Tidak ada kesempatan bagi Erland untuk kabur atau bersembunyi lagi kala pintu dibuka. Keterkejutan Nando membuat Erland hanya bisa berdiri mematung di samping brankar. Nando menutup pintu, berjalan dengan wajah datar mendekati Erland, lebih tepatnya menuju ke arah brankar di sebelah kanan.

Fotografer itu mengusap wajah Nindia lembut, takut membangunkan kakak tersayangnya. Setelah itu, dia mendongak menatap sosok menjulang tinggi yang masih setia di ruangan.

"Terima kasih."

Erland segera menatap Nando yang baru saja mengucapakan dua kata itu. Dia kira akan mendapatkan sebuah pukulan atau cacian dari adik Nindia itu, melainkan ucapan terima kasih yang membuatnya terdiam sesaat.

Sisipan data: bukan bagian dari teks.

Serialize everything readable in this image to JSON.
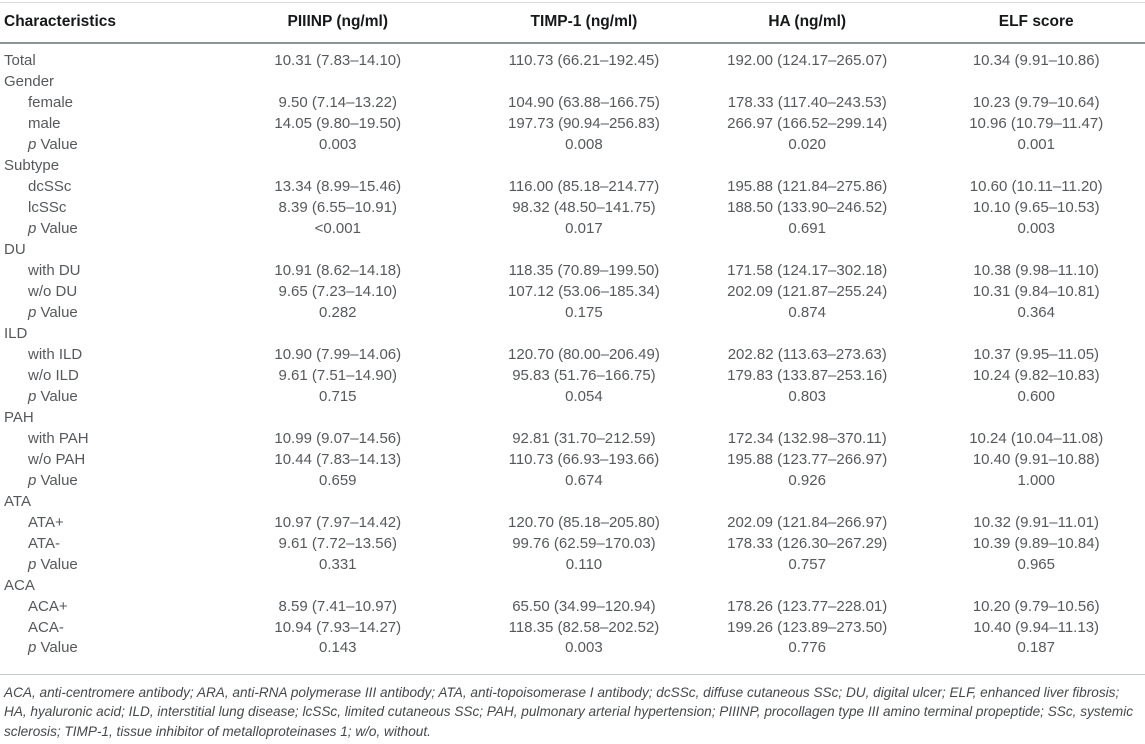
{
  "table": {
    "columns": [
      "Characteristics",
      "PIIINP (ng/ml)",
      "TIMP-1 (ng/ml)",
      "HA (ng/ml)",
      "ELF score"
    ],
    "rows": [
      {
        "label": "Total",
        "indent": false,
        "p": false,
        "cells": [
          "10.31 (7.83–14.10)",
          "110.73 (66.21–192.45)",
          "192.00 (124.17–265.07)",
          "10.34 (9.91–10.86)"
        ]
      },
      {
        "label": "Gender",
        "indent": false,
        "p": false,
        "cells": [
          "",
          "",
          "",
          ""
        ]
      },
      {
        "label": "female",
        "indent": true,
        "p": false,
        "cells": [
          "9.50 (7.14–13.22)",
          "104.90 (63.88–166.75)",
          "178.33 (117.40–243.53)",
          "10.23 (9.79–10.64)"
        ]
      },
      {
        "label": "male",
        "indent": true,
        "p": false,
        "cells": [
          "14.05 (9.80–19.50)",
          "197.73 (90.94–256.83)",
          "266.97 (166.52–299.14)",
          "10.96 (10.79–11.47)"
        ]
      },
      {
        "label": "p Value",
        "indent": true,
        "p": true,
        "cells": [
          "0.003",
          "0.008",
          "0.020",
          "0.001"
        ]
      },
      {
        "label": "Subtype",
        "indent": false,
        "p": false,
        "cells": [
          "",
          "",
          "",
          ""
        ]
      },
      {
        "label": "dcSSc",
        "indent": true,
        "p": false,
        "cells": [
          "13.34 (8.99–15.46)",
          "116.00 (85.18–214.77)",
          "195.88 (121.84–275.86)",
          "10.60 (10.11–11.20)"
        ]
      },
      {
        "label": "lcSSc",
        "indent": true,
        "p": false,
        "cells": [
          "8.39 (6.55–10.91)",
          "98.32 (48.50–141.75)",
          "188.50 (133.90–246.52)",
          "10.10 (9.65–10.53)"
        ]
      },
      {
        "label": "p Value",
        "indent": true,
        "p": true,
        "cells": [
          "<0.001",
          "0.017",
          "0.691",
          "0.003"
        ]
      },
      {
        "label": "DU",
        "indent": false,
        "p": false,
        "cells": [
          "",
          "",
          "",
          ""
        ]
      },
      {
        "label": "with DU",
        "indent": true,
        "p": false,
        "cells": [
          "10.91 (8.62–14.18)",
          "118.35 (70.89–199.50)",
          "171.58 (124.17–302.18)",
          "10.38 (9.98–11.10)"
        ]
      },
      {
        "label": "w/o DU",
        "indent": true,
        "p": false,
        "cells": [
          "9.65 (7.23–14.10)",
          "107.12 (53.06–185.34)",
          "202.09 (121.87–255.24)",
          "10.31 (9.84–10.81)"
        ]
      },
      {
        "label": "p Value",
        "indent": true,
        "p": true,
        "cells": [
          "0.282",
          "0.175",
          "0.874",
          "0.364"
        ]
      },
      {
        "label": "ILD",
        "indent": false,
        "p": false,
        "cells": [
          "",
          "",
          "",
          ""
        ]
      },
      {
        "label": "with ILD",
        "indent": true,
        "p": false,
        "cells": [
          "10.90 (7.99–14.06)",
          "120.70 (80.00–206.49)",
          "202.82 (113.63–273.63)",
          "10.37 (9.95–11.05)"
        ]
      },
      {
        "label": "w/o ILD",
        "indent": true,
        "p": false,
        "cells": [
          "9.61 (7.51–14.90)",
          "95.83 (51.76–166.75)",
          "179.83 (133.87–253.16)",
          "10.24 (9.82–10.83)"
        ]
      },
      {
        "label": "p Value",
        "indent": true,
        "p": true,
        "cells": [
          "0.715",
          "0.054",
          "0.803",
          "0.600"
        ]
      },
      {
        "label": "PAH",
        "indent": false,
        "p": false,
        "cells": [
          "",
          "",
          "",
          ""
        ]
      },
      {
        "label": "with PAH",
        "indent": true,
        "p": false,
        "cells": [
          "10.99 (9.07–14.56)",
          "92.81 (31.70–212.59)",
          "172.34 (132.98–370.11)",
          "10.24 (10.04–11.08)"
        ]
      },
      {
        "label": "w/o PAH",
        "indent": true,
        "p": false,
        "cells": [
          "10.44 (7.83–14.13)",
          "110.73 (66.93–193.66)",
          "195.88 (123.77–266.97)",
          "10.40 (9.91–10.88)"
        ]
      },
      {
        "label": "p Value",
        "indent": true,
        "p": true,
        "cells": [
          "0.659",
          "0.674",
          "0.926",
          "1.000"
        ]
      },
      {
        "label": "ATA",
        "indent": false,
        "p": false,
        "cells": [
          "",
          "",
          "",
          ""
        ]
      },
      {
        "label": "ATA+",
        "indent": true,
        "p": false,
        "cells": [
          "10.97 (7.97–14.42)",
          "120.70 (85.18–205.80)",
          "202.09 (121.84–266.97)",
          "10.32 (9.91–11.01)"
        ]
      },
      {
        "label": "ATA-",
        "indent": true,
        "p": false,
        "cells": [
          "9.61 (7.72–13.56)",
          "99.76 (62.59–170.03)",
          "178.33 (126.30–267.29)",
          "10.39 (9.89–10.84)"
        ]
      },
      {
        "label": "p Value",
        "indent": true,
        "p": true,
        "cells": [
          "0.331",
          "0.110",
          "0.757",
          "0.965"
        ]
      },
      {
        "label": "ACA",
        "indent": false,
        "p": false,
        "cells": [
          "",
          "",
          "",
          ""
        ]
      },
      {
        "label": "ACA+",
        "indent": true,
        "p": false,
        "cells": [
          "8.59 (7.41–10.97)",
          "65.50 (34.99–120.94)",
          "178.26 (123.77–228.01)",
          "10.20 (9.79–10.56)"
        ]
      },
      {
        "label": "ACA-",
        "indent": true,
        "p": false,
        "cells": [
          "10.94 (7.93–14.27)",
          "118.35 (82.58–202.52)",
          "199.26 (123.89–273.50)",
          "10.40 (9.94–11.13)"
        ]
      },
      {
        "label": "p Value",
        "indent": true,
        "p": true,
        "cells": [
          "0.143",
          "0.003",
          "0.776",
          "0.187"
        ]
      }
    ]
  },
  "footnote": "ACA, anti-centromere antibody; ARA, anti-RNA polymerase III antibody; ATA, anti-topoisomerase I antibody; dcSSc, diffuse cutaneous SSc; DU, digital ulcer; ELF, enhanced liver fibrosis; HA, hyaluronic acid; ILD, interstitial lung disease; lcSSc, limited cutaneous SSc; PAH, pulmonary arterial hypertension; PIIINP, procollagen type III amino terminal propeptide; SSc, systemic sclerosis; TIMP-1, tissue inhibitor of metalloproteinases 1; w/o, without."
}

"Terlepas dari perbuatan Kak Erland yang menyakiti Mbak Nindia, aku masih harus berterima kasih karena telah menyelamatkannya." Nando melirik Nindia, lalu kembali fokus pada Erland. Dia masih menghormati pria itu dengan menyematkan panggilan kak seperti biasanya.

"Jika sudah tidak ada kepentingan di sini, silahkan keluar!"

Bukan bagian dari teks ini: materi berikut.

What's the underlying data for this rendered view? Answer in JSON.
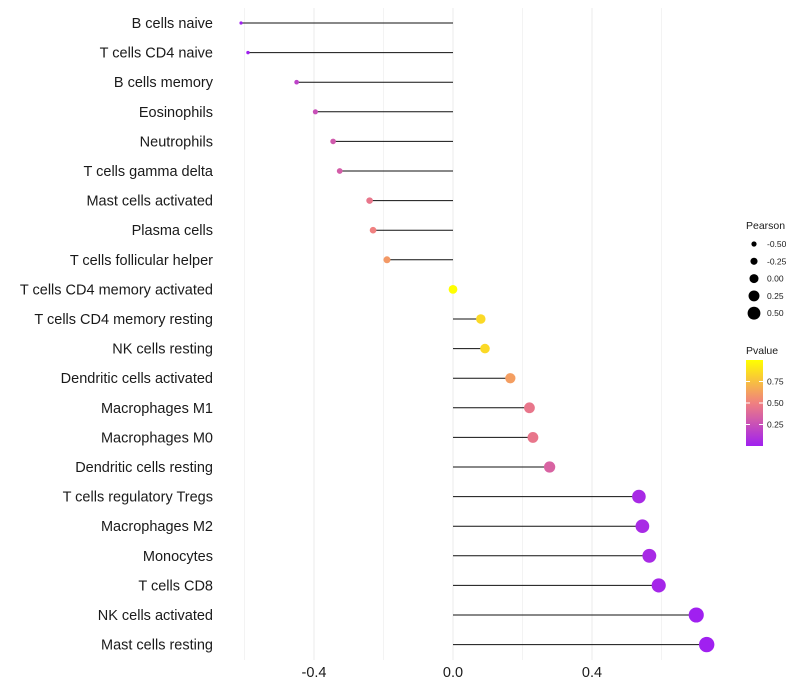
{
  "chart_data": {
    "type": "lollipop",
    "title": "",
    "xlabel": "",
    "ylabel": "",
    "xlim": [
      -0.605,
      0.735
    ],
    "x_ticks": [
      -0.4,
      0.0,
      0.4
    ],
    "x_tick_labels": [
      "-0.4",
      "0.0",
      "0.4"
    ],
    "grid": true,
    "categories": [
      "B cells naive",
      "T cells CD4 naive",
      "B cells memory",
      "Eosinophils",
      "Neutrophils",
      "T cells gamma delta",
      "Mast cells activated",
      "Plasma cells",
      "T cells follicular helper",
      "T cells CD4 memory activated",
      "T cells CD4 memory resting",
      "NK cells resting",
      "Dendritic cells activated",
      "Macrophages M1",
      "Macrophages M0",
      "Dendritic cells resting",
      "T cells regulatory  Tregs",
      "Macrophages M2",
      "Monocytes",
      "T cells CD8",
      "NK cells activated",
      "Mast cells resting"
    ],
    "pearson": [
      -0.61,
      -0.59,
      -0.45,
      -0.396,
      -0.345,
      -0.326,
      -0.24,
      -0.23,
      -0.19,
      0.0,
      0.08,
      0.092,
      0.165,
      0.22,
      0.23,
      0.278,
      0.535,
      0.545,
      0.565,
      0.592,
      0.7,
      0.73
    ],
    "pvalue": [
      0.0,
      0.0,
      0.18,
      0.25,
      0.3,
      0.32,
      0.45,
      0.5,
      0.6,
      1.0,
      0.85,
      0.85,
      0.62,
      0.45,
      0.45,
      0.35,
      0.05,
      0.05,
      0.05,
      0.03,
      0.0,
      0.0
    ],
    "legend": {
      "size_title": "Pearson",
      "size_labels": [
        "-0.50",
        "-0.25",
        "0.00",
        "0.25",
        "0.50"
      ],
      "size_values": [
        -0.5,
        -0.25,
        0.0,
        0.25,
        0.5
      ],
      "color_title": "Pvalue",
      "color_labels": [
        "0.75",
        "0.50",
        "0.25"
      ],
      "color_values": [
        0.75,
        0.5,
        0.25
      ],
      "color_scale": [
        "#a020f0",
        "#f08080",
        "#ffff00"
      ],
      "placement": "right"
    }
  }
}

Erland meneguk saliva susah payah. Dia kenal Nando sebagai pria baik dan sopan. Keduanya dekat membahas hal-hal berkaitan dengan fotografi lantaran Erland juga memiliki hobi seperti itu.

"Biarkan aku menemaninya." Akhirnya Erland bersuara.

"Menemani?" Nando terkekeh sinis. "Kenapa baru sekarang? Kemana saja selama dua tahun ini? Lagi pula Kak Erland itu hanya mantan suami, tidak lebih."

"Aku masih suaminya!" Suara Erland meninggi, tidak terima jika dirinya dan Nindia sudah bukan sepasang suami istri lagi.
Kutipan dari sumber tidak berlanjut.